AI agent storage incident
Codex SQLite WAL Disk Full On Linux
If `~/.codex/logs_2.sqlite-wal` grows to GBs or hundreds of GBs, deleting the visible WAL may not free space. Stale or suspended Codex TUI sessions can keep deleted WAL file descriptors open, so `du ~/.codex` looks small while `df -h` still says the filesystem is full.
Prove whether space is held by a deleted WAL inode.
The first pass is read-only: compare `du` and `df`, list deleted open files, identify stale Codex PIDs, then checkpoint only after stale readers are gone.
du -xsh ~/.codex; df -h "$HOME"; lsof -nP +L1 | sort -nr
What is happening
SQLite WAL files are normal, but they need checkpointing. Long-lived readers can prevent truncation. If a stale Codex process still holds a deleted `logs_2.sqlite-wal`, the directory size may look fixed while the filesystem remains full because the deleted inode is still allocated.
Safe recovery order
- Stop starting new Codex sessions while the filesystem is near full.
- Use `lsof +L1` to prove whether deleted WAL or SHM files are still open.
- Identify stale or suspended Codex processes with `ps`, `tmux ls`, and `fuser`.

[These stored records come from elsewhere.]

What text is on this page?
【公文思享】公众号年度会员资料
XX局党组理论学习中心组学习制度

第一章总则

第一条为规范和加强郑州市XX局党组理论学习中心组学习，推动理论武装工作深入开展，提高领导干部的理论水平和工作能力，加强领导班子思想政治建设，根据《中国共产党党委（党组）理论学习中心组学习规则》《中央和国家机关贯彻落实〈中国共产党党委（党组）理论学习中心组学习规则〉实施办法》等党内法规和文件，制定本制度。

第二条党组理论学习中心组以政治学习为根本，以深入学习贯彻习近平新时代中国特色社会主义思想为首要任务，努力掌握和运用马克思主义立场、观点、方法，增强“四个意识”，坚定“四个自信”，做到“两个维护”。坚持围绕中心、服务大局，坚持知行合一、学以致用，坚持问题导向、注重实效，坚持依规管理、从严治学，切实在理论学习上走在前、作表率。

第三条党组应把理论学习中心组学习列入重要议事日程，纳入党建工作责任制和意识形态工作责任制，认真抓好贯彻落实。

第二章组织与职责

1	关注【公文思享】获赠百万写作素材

- Exit stale sessions cleanly if possible; otherwise terminate only the stale PIDs that hold the deleted WAL.
- Run a SQLite checkpoint only after readers release the database.
- Re-check `df -h`, `du -xsh ~/.codex`, and `lsof +L1` before deleting anything else.
Use this when `du` and `df` disagree.
The runbook separates visible file size from deleted-open-inode allocation, then checkpoints the WAL after stale readers are gone.
du -xsh "$HOME/.codex" 2>/dev/null
df -h "$HOME"
lsof -nP +L1 2>/dev/null | awk 'NR>1 && $7 ~ /^[0-9]+$/ && $7 > 1000000000 {print $7, $2, $1, $4, $9}' | sort -nr | head -40 | numfmt --field=1 --to=iec --suffix=B
fuser "$HOME/.codex/logs_2.sqlite" 2>/dev/null
sqlite3 "$HOME/.codex/logs_2.sqlite" "PRAGMA wal_checkpoint(TRUNCATE);"
Do Not Delete First
- Do not keep deleting visible WAL files if `lsof +L1` shows deleted inodes are still open.
- Do not remove all of `~/.codex` before exporting or backing up session state you care about.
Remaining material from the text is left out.